Der Papst erneuerte daher den Bann in aller Schärfe, sprach das Interdikt über alle Plätze aus, wo Ludwig weile, ließ das Kreuz gegen ihn predigen und ordnete endlich ein Kirchengebet an, um den Frieden für die Kirche Gottes zu erflehen (die herrliche Bulle ist datiert vom 20. Juni 1328). Mit beiden Schwertern kämpfte der Papst gegen Ludwig und ließ ihm nichts als den Namen ille Bavarus; allein seine Absicht war nicht, einen Gegner zu vernichten, sondern einen Verirrten auf den rechten Weg zurückzuführen.

Der Sieg des Papstes

In diesem Kampf verlieh Gott dem Papst den Sieg; Ludwig musste als Flüchtling Rom und Italien verlassen, sein ‚Papst‘ unterwarf sich, den Strick um den Hals, in Avignon (6. September 1330) und ‚der Siegesadler umschwebte den Palast des Papstes‘. Die Rekonziliations-Verhandlungen, welche Ludwig gleich nach seiner Rückkehr aus Italien beginnen ließ, scheiterten zunächst an Ludwigs Weigerung, auf den Kaiserthron zu verzichten, und an der Unentschiedenheit, womit er den endlich ausgesprochenen Verzicht wieder zurücknahm (Juli 1334). Sein Rücktritt aber galt dem Papst als conditio sine qua non; nur gegen die Niederlegung einer Würde, welche ihm ohnehin nicht unzweifelhaft zukam, sollte er die Rekonziliation erlangen. Die Abdankung sollte eben die Buße für schwere Vergehen sein, wie auch Gregor VII. einst sterbend die Kardinäle verpflichtet hatte, Heinrich IV. nur, wenn er die Kaiserkrone niederlege, die Absolution zu erteilen.

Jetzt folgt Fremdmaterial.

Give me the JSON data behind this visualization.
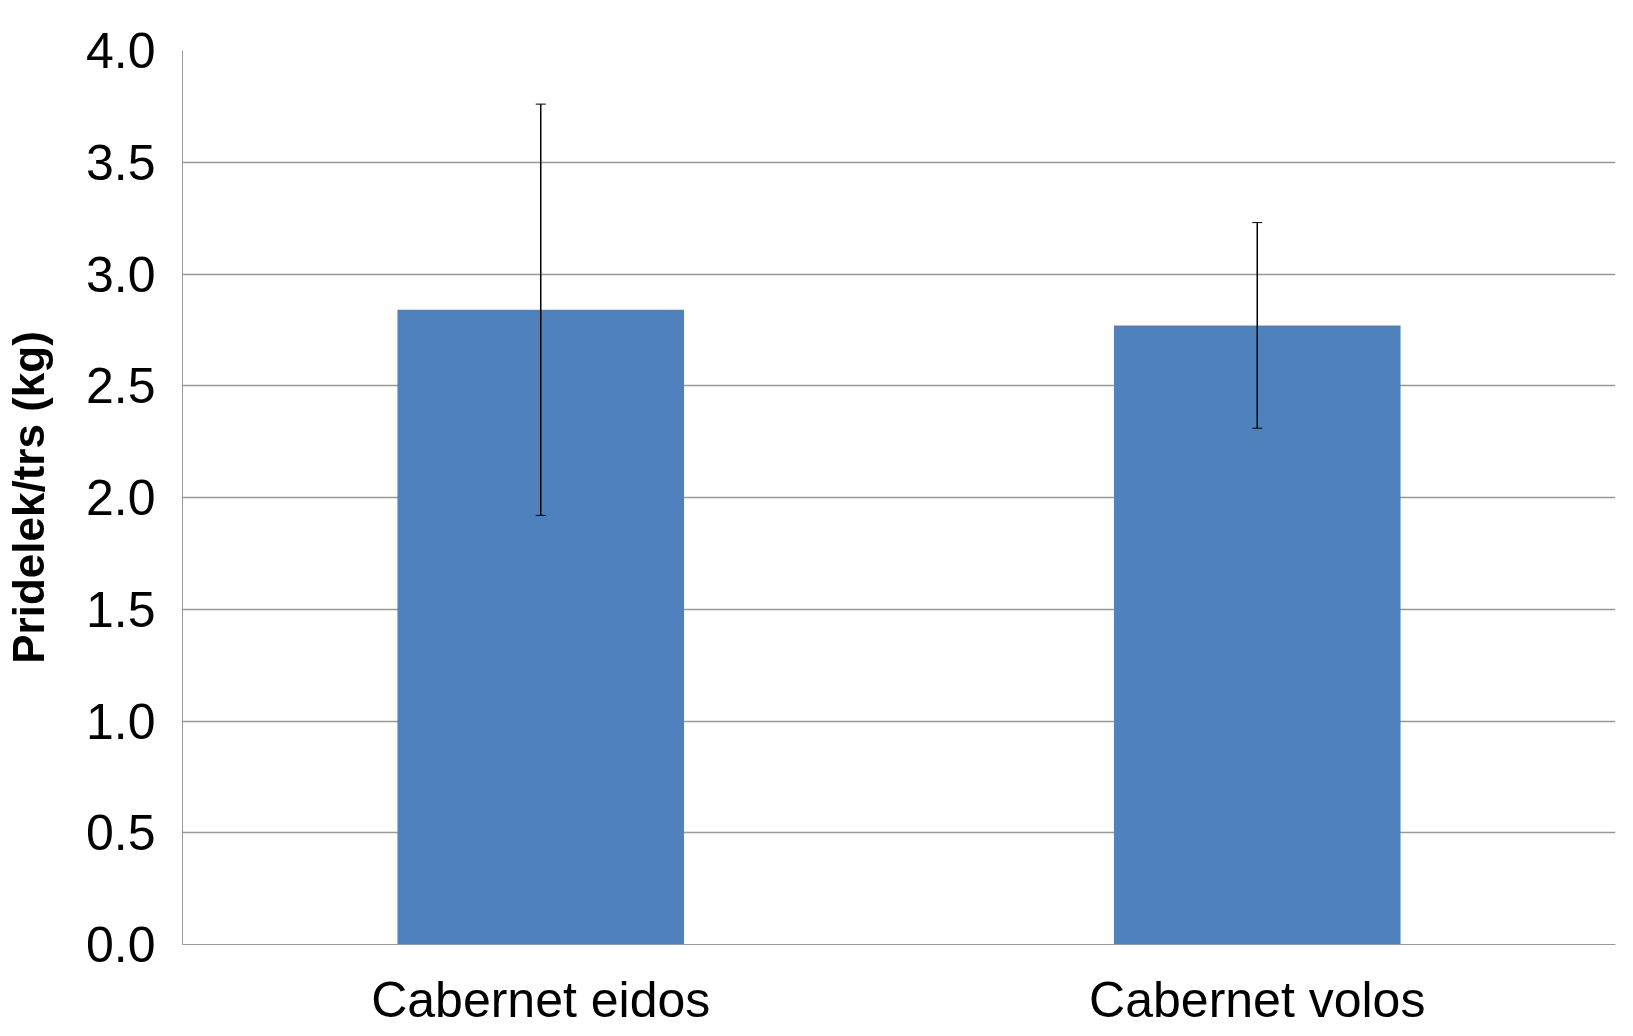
{
  "chart_data": {
    "type": "bar",
    "ylabel": "Pridelek/trs (kg)",
    "categories": [
      "Cabernet eidos",
      "Cabernet volos"
    ],
    "values": [
      2.84,
      2.77
    ],
    "errors": [
      0.92,
      0.46
    ],
    "color": "#4f81bd",
    "ylim": [
      0,
      4.0
    ],
    "yticks": [
      {
        "value": 0,
        "label": "0.0"
      },
      {
        "value": 0.5,
        "label": "0.5"
      },
      {
        "value": 1,
        "label": "1.0"
      },
      {
        "value": 1.5,
        "label": "1.5"
      },
      {
        "value": 2,
        "label": "2.0"
      },
      {
        "value": 2.5,
        "label": "2.5"
      },
      {
        "value": 3,
        "label": "3.0"
      },
      {
        "value": 3.5,
        "label": "3.5"
      },
      {
        "value": 4,
        "label": "4.0"
      }
    ],
    "grid": "y"
  }
}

Dabei hielt der Papst die Anschauung aufrecht, daß, seitdem Friedrich der Schöne sich mit Ludwig in Verträge eingelassen hatte (1325 und 1326), das Reich vakant sei; er verlangte beharrlich eine freie Neuwahl durch die Kurfürsten, kraft deren ein anderer Kaiser in alle Rechte Heinrichs VII. eintreten sollte. Daher war Johannes der von einigen deutschen Fürsten aufgestellten Kandidatur Karls IV. von Frankreich wohlgeneigt (1325), allein die wieder von deutschen Fürsten zu Gunsten Karls vorgeschlagene provisio imperii wollte er nicht ausführen, obwohl ihm das volle Verfügungsrecht über das Imperium zustand. Ausdrücklich aber verwahrte er sich gegen den Vorwurf, als wolle er die Rechte der Kurfürsten schädigen. Demnach ist die viel verbreitete Anschauung falsch, als habe Johannes XXII. eine Entscheidung im Thronstreite nicht geben wollen, um das Reich zu schädigen oder um es an Frankreich zu bringen oder um in Italien im Trüben fischen zu können. Ebenso hinfällig ist die Ansicht, der Papst hätte sich von (französischen und neapolitanischen) Einflüssen in seinem Verfahren gegen Ludwig bestimmen lassen; Ludwigs Befürchtung, es möchten Könige und Fürsten gegen ihn beim Papst wirken, weist Johannes selbst als grundlos zurück, da nur die Gerechtigkeit ihn leite.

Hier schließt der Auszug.